Vincent Sherry discusses his major new work of literary criticism and history, Modernism and the Reinvention of Decadence. Tracing a forgotten pathway into literary modernism, his book links the idea of decadence to such key events as the failures of the French Revolution and the cataclysm of the Great War.
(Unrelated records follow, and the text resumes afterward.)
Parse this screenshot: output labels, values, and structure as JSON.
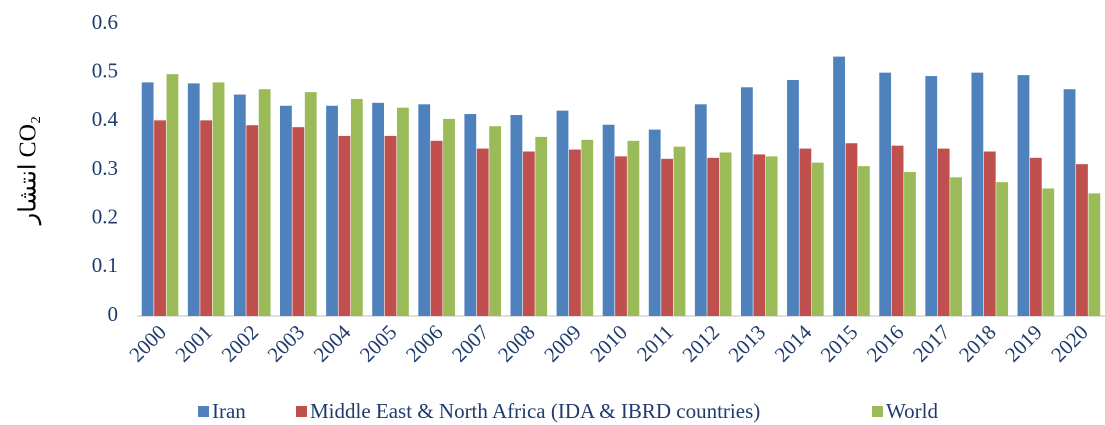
{
  "chart_data": {
    "type": "bar",
    "y_label": "انتشار CO₂",
    "categories": [
      "2000",
      "2001",
      "2002",
      "2003",
      "2004",
      "2005",
      "2006",
      "2007",
      "2008",
      "2009",
      "2010",
      "2011",
      "2012",
      "2013",
      "2014",
      "2015",
      "2016",
      "2017",
      "2018",
      "2019",
      "2020"
    ],
    "series": [
      {
        "name": "Iran",
        "color": "#4f81bd",
        "values": [
          0.48,
          0.478,
          0.455,
          0.432,
          0.432,
          0.438,
          0.435,
          0.415,
          0.413,
          0.422,
          0.393,
          0.383,
          0.435,
          0.47,
          0.485,
          0.533,
          0.5,
          0.493,
          0.5,
          0.495,
          0.466
        ]
      },
      {
        "name": "Middle East & North Africa (IDA & IBRD countries)",
        "color": "#c0504d",
        "values": [
          0.402,
          0.402,
          0.392,
          0.388,
          0.37,
          0.37,
          0.36,
          0.344,
          0.338,
          0.342,
          0.328,
          0.323,
          0.325,
          0.332,
          0.344,
          0.355,
          0.35,
          0.344,
          0.338,
          0.325,
          0.312
        ]
      },
      {
        "name": "World",
        "color": "#9bbb59",
        "values": [
          0.497,
          0.48,
          0.466,
          0.46,
          0.446,
          0.428,
          0.405,
          0.39,
          0.368,
          0.362,
          0.36,
          0.348,
          0.336,
          0.328,
          0.315,
          0.308,
          0.296,
          0.285,
          0.275,
          0.262,
          0.252
        ]
      }
    ],
    "ylim": [
      0,
      0.6
    ],
    "yticks": [
      0,
      0.1,
      0.2,
      0.3,
      0.4,
      0.5,
      0.6
    ],
    "grid": false,
    "legend": "bottom"
  }
}
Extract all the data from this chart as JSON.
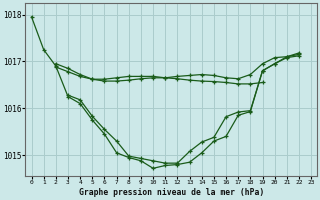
{
  "title": "Graphe pression niveau de la mer (hPa)",
  "bg_color": "#cce8e8",
  "grid_color": "#aacccc",
  "line_color": "#1a5c1a",
  "xlim": [
    -0.5,
    23.5
  ],
  "ylim": [
    1014.55,
    1018.25
  ],
  "yticks": [
    1015,
    1016,
    1017,
    1018
  ],
  "xticks": [
    0,
    1,
    2,
    3,
    4,
    5,
    6,
    7,
    8,
    9,
    10,
    11,
    12,
    13,
    14,
    15,
    16,
    17,
    18,
    19,
    20,
    21,
    22,
    23
  ],
  "series": [
    {
      "x": [
        0,
        1,
        2,
        3,
        4,
        5,
        6,
        7,
        8,
        9,
        10,
        11,
        12,
        13,
        14,
        15,
        16,
        17,
        18,
        19,
        20,
        21,
        22
      ],
      "y": [
        1017.95,
        1017.25,
        1016.9,
        1016.25,
        1016.1,
        1015.75,
        1015.45,
        1015.05,
        1014.95,
        1014.88,
        1014.72,
        1014.78,
        1014.8,
        1014.85,
        1015.05,
        1015.3,
        1015.4,
        1015.85,
        1015.93,
        1016.8,
        1016.95,
        1017.1,
        1017.15
      ]
    },
    {
      "x": [
        2,
        3,
        4,
        5,
        6,
        7,
        8,
        9,
        10,
        11,
        12,
        13,
        14,
        15,
        16,
        17,
        18,
        19
      ],
      "y": [
        1016.88,
        1016.78,
        1016.68,
        1016.62,
        1016.62,
        1016.65,
        1016.68,
        1016.68,
        1016.68,
        1016.65,
        1016.63,
        1016.6,
        1016.58,
        1016.57,
        1016.55,
        1016.52,
        1016.52,
        1016.55
      ]
    },
    {
      "x": [
        2,
        3,
        4,
        5,
        6,
        7,
        8,
        9,
        10,
        11,
        12,
        13,
        14,
        15,
        16,
        17,
        18,
        19,
        20,
        21,
        22
      ],
      "y": [
        1016.95,
        1016.85,
        1016.72,
        1016.62,
        1016.58,
        1016.58,
        1016.6,
        1016.63,
        1016.65,
        1016.65,
        1016.68,
        1016.7,
        1016.72,
        1016.7,
        1016.65,
        1016.63,
        1016.72,
        1016.95,
        1017.08,
        1017.1,
        1017.18
      ]
    },
    {
      "x": [
        3,
        4,
        5,
        6,
        7,
        8,
        9,
        10,
        11,
        12,
        13,
        14,
        15,
        16,
        17,
        18,
        19,
        20,
        21,
        22
      ],
      "y": [
        1016.28,
        1016.18,
        1015.83,
        1015.55,
        1015.3,
        1014.98,
        1014.93,
        1014.88,
        1014.83,
        1014.83,
        1015.08,
        1015.28,
        1015.38,
        1015.82,
        1015.92,
        1015.95,
        1016.8,
        1016.95,
        1017.08,
        1017.12
      ]
    }
  ]
}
As Penn’s Jed Esty notes, "Sherry offers a powerful, learned rereading of an entire literary tradition, in effect restoring decadent aesthetics to the foreground of literary modernism where it had been forgotten, lost, or actively suppressed." He canvasses "enormous swaths of literature," beginning with an exposition of the English Romantic poets and ending with a reevaluation of modernists as varied as W. B. Yeats, Henry James, Joseph Conrad, Rebecca West, Djuna Barnes, Samuel Beckett, and, centrally, Ezra Pound and T. S. Eliot. . . . This is a weighty and consequential book."
Vincent Sherry teaches and writes about literary modernism in Britain and Ireland. Throughout his career, he has focused on bringing an historically informed understanding to the modernist project. His works include The Great War and the Language of Modernism (Oxford, 2003; rpt 2004, 2006); the Cambridge Companion to the Literature of the First World War (2005); James Joyce: Ulysses (Cambridge, 1995, 2d ed. 2004); Ezra Pound, Wyndham Lewis, and Radical Modernism (Oxford, 1993); and The Uncommon Tongue: The Poetry and Criticism of Geoffrey Hill (Michigan, 1987). He is currently also writing the Blackwell biography of Ezra Pound.